Presidente do STF determina suspensão de trechos do decreto presidencial que poderiam beneficiar condenados por corrupção na Operação Lava Jato. "Indulto não é prêmio ao criminoso", argumenta.A presidente do Supremo Tribunal Federal (STF), Carmen Lúcia, suspendeu nesta quinta-feira (28/12) trechos do indulto de Natal concedido na semana passada pelo presidente da República, Michel Temer, a criminosos condenados.

A decisão atende a um pedido feito pela procuradora-geral da República, Raquel Dodge, que argumentou que houve inconstitucionalidade e abuso de poder na medida. Entre os possíveis beneficiados pelo decreto de Temer, estariam condenados por corrupção.

"Indulto não é prêmio ao criminoso nem tolerância ao crime. Nem pode ser ato de benemerência ou complacência com o delito, mas perdão ao que, tendo-o praticado e por ele respondido em parte, pode voltar a reconciliar-se com a ordem jurídica posta", escreveu Carmen Lúcia.

A decisão suspende, na prática, os efeitos de cinco trechos do decreto até o julgamento de mérito da ação. Para a ministra Carmen Lúcia, houve aparente "desvio de finalidade" na edição da medida, e as inovações introduzidas pelo decreto poderiam violar a Constituição.
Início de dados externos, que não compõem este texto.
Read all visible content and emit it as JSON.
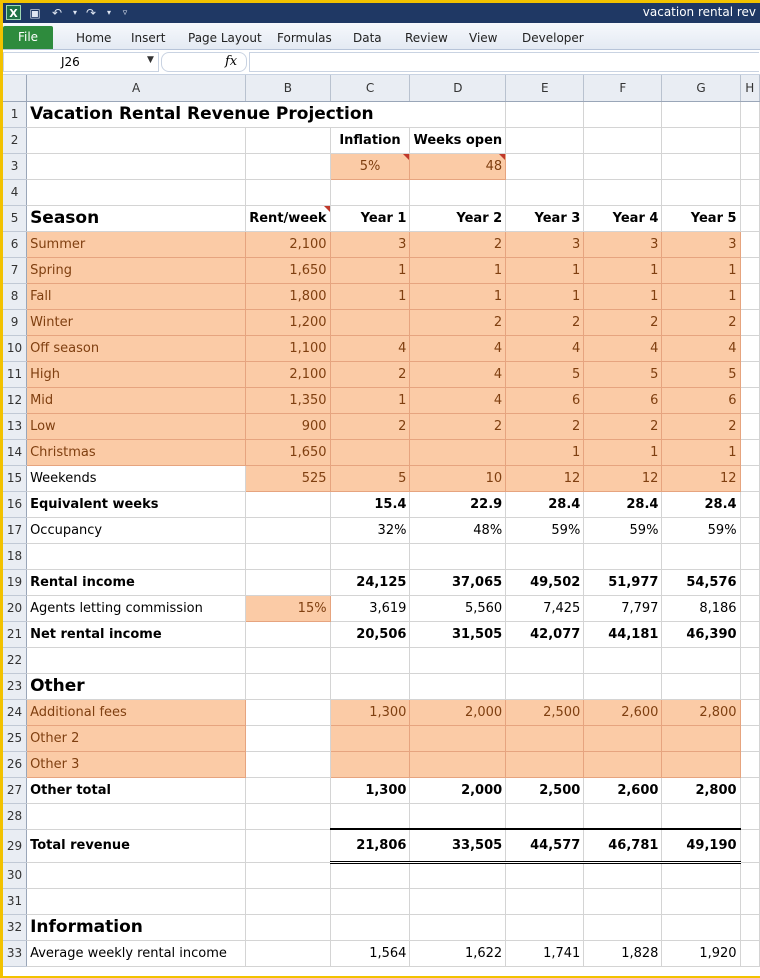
{
  "window": {
    "title": "vacation rental rev",
    "app_icon_letter": "X"
  },
  "ribbon": {
    "file": "File",
    "tabs": [
      "Home",
      "Insert",
      "Page Layout",
      "Formulas",
      "Data",
      "Review",
      "View",
      "Developer"
    ]
  },
  "formula_bar": {
    "name_box": "J26",
    "fx_label": "fx",
    "formula": ""
  },
  "columns": [
    "A",
    "B",
    "C",
    "D",
    "E",
    "F",
    "G",
    "H"
  ],
  "sheet": {
    "title": "Vacation Rental Revenue Projection",
    "inflation_label": "Inflation",
    "weeks_open_label": "Weeks open",
    "inflation": "5%",
    "weeks_open": "48",
    "season_header": "Season",
    "rent_header": "Rent/week",
    "years": [
      "Year 1",
      "Year 2",
      "Year 3",
      "Year 4",
      "Year 5"
    ],
    "seasons": [
      {
        "name": "Summer",
        "rent": "2,100",
        "weeks": [
          "3",
          "2",
          "3",
          "3",
          "3"
        ]
      },
      {
        "name": "Spring",
        "rent": "1,650",
        "weeks": [
          "1",
          "1",
          "1",
          "1",
          "1"
        ]
      },
      {
        "name": "Fall",
        "rent": "1,800",
        "weeks": [
          "1",
          "1",
          "1",
          "1",
          "1"
        ]
      },
      {
        "name": "Winter",
        "rent": "1,200",
        "weeks": [
          "",
          "2",
          "2",
          "2",
          "2"
        ]
      },
      {
        "name": "Off season",
        "rent": "1,100",
        "weeks": [
          "4",
          "4",
          "4",
          "4",
          "4"
        ]
      },
      {
        "name": "High",
        "rent": "2,100",
        "weeks": [
          "2",
          "4",
          "5",
          "5",
          "5"
        ]
      },
      {
        "name": "Mid",
        "rent": "1,350",
        "weeks": [
          "1",
          "4",
          "6",
          "6",
          "6"
        ]
      },
      {
        "name": "Low",
        "rent": "900",
        "weeks": [
          "2",
          "2",
          "2",
          "2",
          "2"
        ]
      },
      {
        "name": "Christmas",
        "rent": "1,650",
        "weeks": [
          "",
          "",
          "1",
          "1",
          "1"
        ]
      }
    ],
    "weekends": {
      "name": "Weekends",
      "rent": "525",
      "values": [
        "5",
        "10",
        "12",
        "12",
        "12"
      ]
    },
    "equivalent_weeks": {
      "label": "Equivalent weeks",
      "values": [
        "15.4",
        "22.9",
        "28.4",
        "28.4",
        "28.4"
      ]
    },
    "occupancy": {
      "label": "Occupancy",
      "values": [
        "32%",
        "48%",
        "59%",
        "59%",
        "59%"
      ]
    },
    "rental_income": {
      "label": "Rental income",
      "values": [
        "24,125",
        "37,065",
        "49,502",
        "51,977",
        "54,576"
      ]
    },
    "commission": {
      "label": "Agents letting commission",
      "rate": "15%",
      "values": [
        "3,619",
        "5,560",
        "7,425",
        "7,797",
        "8,186"
      ]
    },
    "net_rental_income": {
      "label": "Net rental income",
      "values": [
        "20,506",
        "31,505",
        "42,077",
        "44,181",
        "46,390"
      ]
    },
    "other_header": "Other",
    "other_items": [
      {
        "name": "Additional fees",
        "values": [
          "1,300",
          "2,000",
          "2,500",
          "2,600",
          "2,800"
        ]
      },
      {
        "name": "Other 2",
        "values": [
          "",
          "",
          "",
          "",
          ""
        ]
      },
      {
        "name": "Other 3",
        "values": [
          "",
          "",
          "",
          "",
          ""
        ]
      }
    ],
    "other_total": {
      "label": "Other total",
      "values": [
        "1,300",
        "2,000",
        "2,500",
        "2,600",
        "2,800"
      ]
    },
    "total_revenue": {
      "label": "Total revenue",
      "values": [
        "21,806",
        "33,505",
        "44,577",
        "46,781",
        "49,190"
      ]
    },
    "information_header": "Information",
    "avg_weekly": {
      "label": "Average weekly rental income",
      "values": [
        "1,564",
        "1,622",
        "1,741",
        "1,828",
        "1,920"
      ]
    }
  },
  "colors": {
    "input_fill": "#fbcba6",
    "input_text": "#7f3f10",
    "title_bar": "#1f3864",
    "file_tab": "#2e8b3d",
    "window_border": "#f2c200"
  }
}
Raquel Dodge argumentou ainda que a medida, se mantida, causaria impunidade de crimes graves, como os apurados no âmbito da Operação Lava Jato, e de outras operações de combate à corrupção sistêmica no país.

No texto, ela diz que uma pessoa condenada a oito ano de prisão, uma das penas previstas pela lei para delitos de corrupção, "não chegaria a cumprir um ano", porque também poderia se beneficiar de benefícios legais que permitem a redução do tempo de detenção.

Assinado pelo presidente Michel Temer na última sexta-feira, o decreto deixou mais brandas as regras para o perdão da pena de condenados por crimes cometidos sem violência ou ameaça, como corrupção e lavagem de dinheiro.

Entre as condições mais tolerantes incluídas no decreto deste ano, estão o cumprimento mínimo de um quinto (20%) da punição para os não reincidentes e de um terço para os reincidentes terem acesso ao indulto. Na edição anterior do decreto, o condenado não reincidente deveria ter cumprido um tempo maior, de ao menos 25% da sanção prisional imposta na sentença judicial.